Cher Directeur Feltri,
J'ai beaucoup apprécié votre point de vue sur le cas Bozzoli. Chaque jour à la télévision, nous parlons de cet homme comme d'un dangereux criminel qu'il faut arrêter pour la sécurité collective. Je pense qu'on ne peut pas condamner un être humain à la prison à vie sans qu'il y ait des preuves, mais seulement des preuves fragiles, et vous l'avez très bien expliqué. Je vous avoue quelque chose d'indicible : j'espère qu'ils n'attraperont jamais Giacomo Bozzoli.
Cordialement.
Vincenzo Cazzaniga

Cher Vincenzo,
Je vous avoue aussi quelque chose : j'ai le même espoir que vous et en moi je me trouve fan de ce monsieur, pour qui j'espère une évasion réussie, malgré le fait qu'il ait été définitivement condamné à la réclusion à perpétuité, une circonstance ce qui ne m'a pas convaincu de sa culpabilité au-delà de tout doute raisonnable. Et nous ne sommes pas les premiers à nous ranger du côté des criminels. Pensez qu'à gauche c'est une coutume dominante : par exemple, Ilaria Salis, condamnée à plusieurs peines, a été nommée et élue grâce à son casier judiciaire qui a été proposé aux électeurs comme élément méritoire. Et la jeune femme répète que squatter n'est pas un crime et que tout ce qui est légal n'est pas juste. Pour ces déclarations, elle est applaudie. En effet, j’ajouterais également que votre candidature a été présentée comme une chance de vous épargner une condamnation et une prison en votant. Ce qui me semble honteux. Il s’agit d’une forme d’évasion de la justice non moins grave que la fuite, avec comme circonstance aggravante que le fait de se rendre sur le terrain pour servir les affaires publiques est utilisé comme un outil au service de fins strictement personnelles.

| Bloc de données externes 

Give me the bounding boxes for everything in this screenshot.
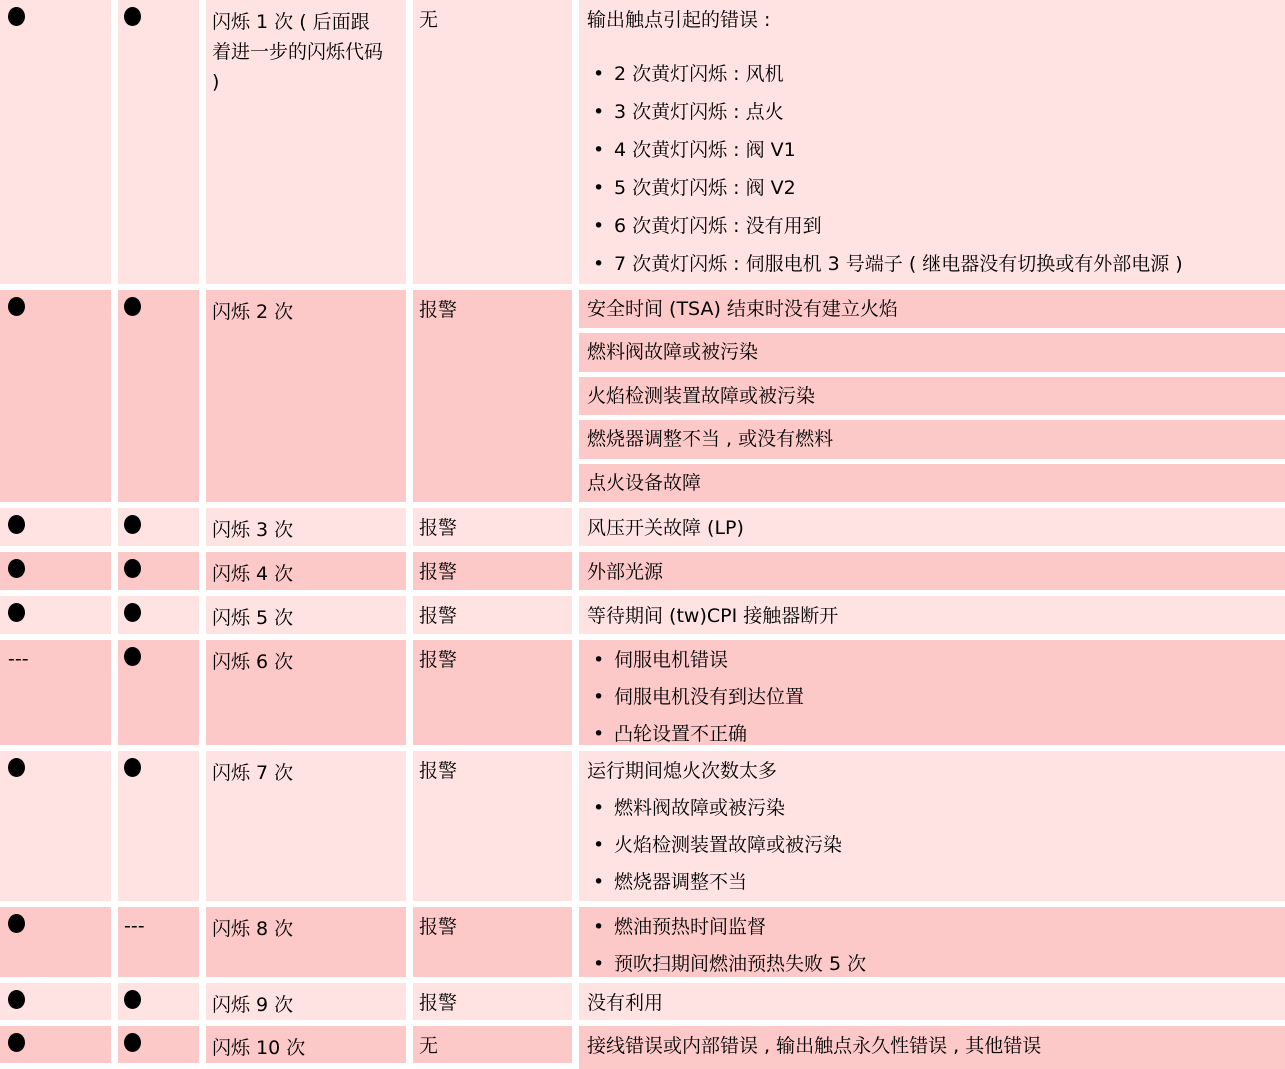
bullet-icon: • [593,139,605,161]
flash-count-cell: 闪烁 2 次 [206,290,406,502]
fault-item [587,214,1277,238]
table-row [0,1026,1285,1069]
status-dot-icon [8,914,25,933]
bullet-icon: • [593,63,605,85]
fault-item-text: 5 次黄灯闪烁 : 阀 V2 [614,177,796,199]
status-dot-icon [124,990,141,1009]
status-dot-icon [124,647,141,666]
fault-item-text: 凸轮设置不正确 [614,723,748,745]
flash-count-cell: 闪烁 1 次 ( 后面跟着进一步的闪烁代码 ) [206,0,406,284]
fault-item-text: 2 次黄灯闪烁 : 风机 [614,63,784,85]
led2-cell [118,1026,199,1063]
led2-cell [118,907,199,977]
led1-cell [0,983,111,1020]
table-row [0,751,1285,901]
status-dot-icon [124,603,141,622]
description-cell: 接线错误或内部错误 , 输出触点永久性错误 , 其他错误 [579,1026,1285,1069]
led2-cell [118,552,199,590]
table-row [0,983,1285,1020]
fault-item-text: 7 次黄灯闪烁 : 伺服电机 3 号端子 ( 继电器没有切换或有外部电源 ) [614,253,1183,275]
fault-item [587,62,1277,86]
table-row [0,907,1285,977]
description-cell: 没有利用 [579,983,1285,1020]
led2-cell [118,751,199,901]
description-cell: 外部光源 [579,552,1285,590]
response-cell: 报警 [413,552,572,590]
fault-item-text: 6 次黄灯闪烁 : 没有用到 [614,215,822,237]
flash-count-cell: 闪烁 9 次 [206,983,406,1020]
fault-item-text: 4 次黄灯闪烁 : 阀 V1 [614,139,796,161]
table-row [0,508,1285,546]
fault-item [587,722,1277,746]
led2-cell [118,508,199,546]
flash-count-cell: 闪烁 3 次 [206,508,406,546]
fault-item-text: 伺服电机错误 [614,649,729,671]
response-cell: 报警 [413,596,572,634]
status-dot-icon [8,1033,25,1052]
led2-cell [118,983,199,1020]
status-dot-icon [8,990,25,1009]
led2-cell [118,596,199,634]
fault-item-text: 燃油预热时间监督 [614,916,767,938]
status-dot-icon [124,7,141,26]
fault-intro: 输出触点引起的错误 : [587,9,771,31]
fault-item-text: 燃烧器调整不当 [614,871,748,893]
response-cell: 无 [413,1026,572,1063]
fault-subcell: 燃烧器调整不当 , 或没有燃料 [579,420,1285,458]
status-dot-icon [8,7,25,26]
led1-cell [0,0,111,284]
bullet-icon: • [593,649,605,671]
flash-count-cell: 闪烁 10 次 [206,1026,406,1063]
table-row [0,552,1285,590]
table-row [0,290,1285,502]
fault-item [587,870,1277,894]
status-dot-icon [124,559,141,578]
fault-item [587,915,1277,939]
description-cell: 风压开关故障 (LP) [579,508,1285,546]
response-cell: 报警 [413,983,572,1020]
fault-subcell: 火焰检测装置故障或被污染 [579,377,1285,415]
led1-cell [0,751,111,901]
led2-cell [118,0,199,284]
led1-cell [0,1026,111,1063]
bullet-icon: • [593,871,605,893]
response-cell: 报警 [413,290,572,502]
led1-cell [0,508,111,546]
description-cell: 等待期间 (tw)CPI 接触器断开 [579,596,1285,634]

J'écoute aussi des commentateurs et des collègues parler de Giacomo Bozzoli comme d'un criminel très dangereux qui doit être arrêté le plus tôt possible et de son évasion comme d'un échec de la justice, qui aurait dû le surveiller et l'empêcher de s'échapper, peut-être l'enfermer dans une nouvelle cellule avant la condamnation définitive, c'est-à-dire alors qu'il était encore considéré comme innocent. Mais les magistrats n'ont pas mis Bozzoli derrière les barreaux, car il était considéré comme une personne non dangereuse pour autrui. Bref, même en supposant qu'il ait tué son oncle, ce dont je suis autorisé à douter, Giacomo ne doit pas être considéré comme un meurtrier potentiel capable de répéter le crime et de tuer à nouveau. Malheureusement, en Italie, il y a un manque de culture juridique et constitutionnelle, l'ignorance domine dans ce domaine, elle conduit donc facilement au justicialisme qui est le premier symptôme de cette déficience, dont souffrent même les individus qui devraient mâcher la loi, y compris les hommes politiques et les journalistes. . J'ai la chair de poule lorsque certains collègues répètent que Bozzoli aurait dû être en prison bien avant l'arrêt de la Cour suprême. Pouquoi? Et où est cet échec de la justice ? Pour moi, la justice échoue ailleurs, par exemple lorsqu’elle inflige la réclusion à perpétuité ou des années de prison à ceux qui sont sans défaut, ce qui, comme l’enseigne l’actualité, non seulement arrive, mais arrive aussi trop souvent.

Alors je me demande : pourquoi l'absence de criminels dont le danger pour la communauté tout entière était plus que certifié et documenté n'a-t-elle pas été définie comme un « échec de la justice » ? Je fais référence aux terroristes rouges qui ont bénéficié pendant des décennies et qui continuent de bénéficier de la protection de l'État français, qui les a accueillis et choyés, et aussi de cette partie de la société italienne composée d'intellectuels hautains au sens très personnel de la justice qui, au lieu de les considérer comme des meurtriers brutaux, sans scrupules et assoiffés de sang, les ont considérés et les considèrent encore comme des héros sauvegardés, qui feraient mieux de vivre tranquillement ailleurs plutôt que de retourner dans leur pays pour payer leur dette à la justice. Des gens qui ont massacré des centaines et des centaines de représentants de l’État, de magistrats, de policiers, de carabiniers, mais qui sont aussi libres et n’ont pas passé un seul jour en détention. Mais qui sait pourquoi, pour beaucoup, il est plus inacceptable que Giacomo Bozzoli ait eu la possibilité de s'échapper que que les Brigades rouges soient toujours en fuite.

Il se trouve que je suis bien plus gêné par la fuite du second que par celle du premier. Mais les terroristes, dont nous savons bien où ils se trouvent, nous les laissons là où ils sont et nous nous convainquons que le problème de la justice italienne est l'indisponibilité d'un Giacomo Bozzoli.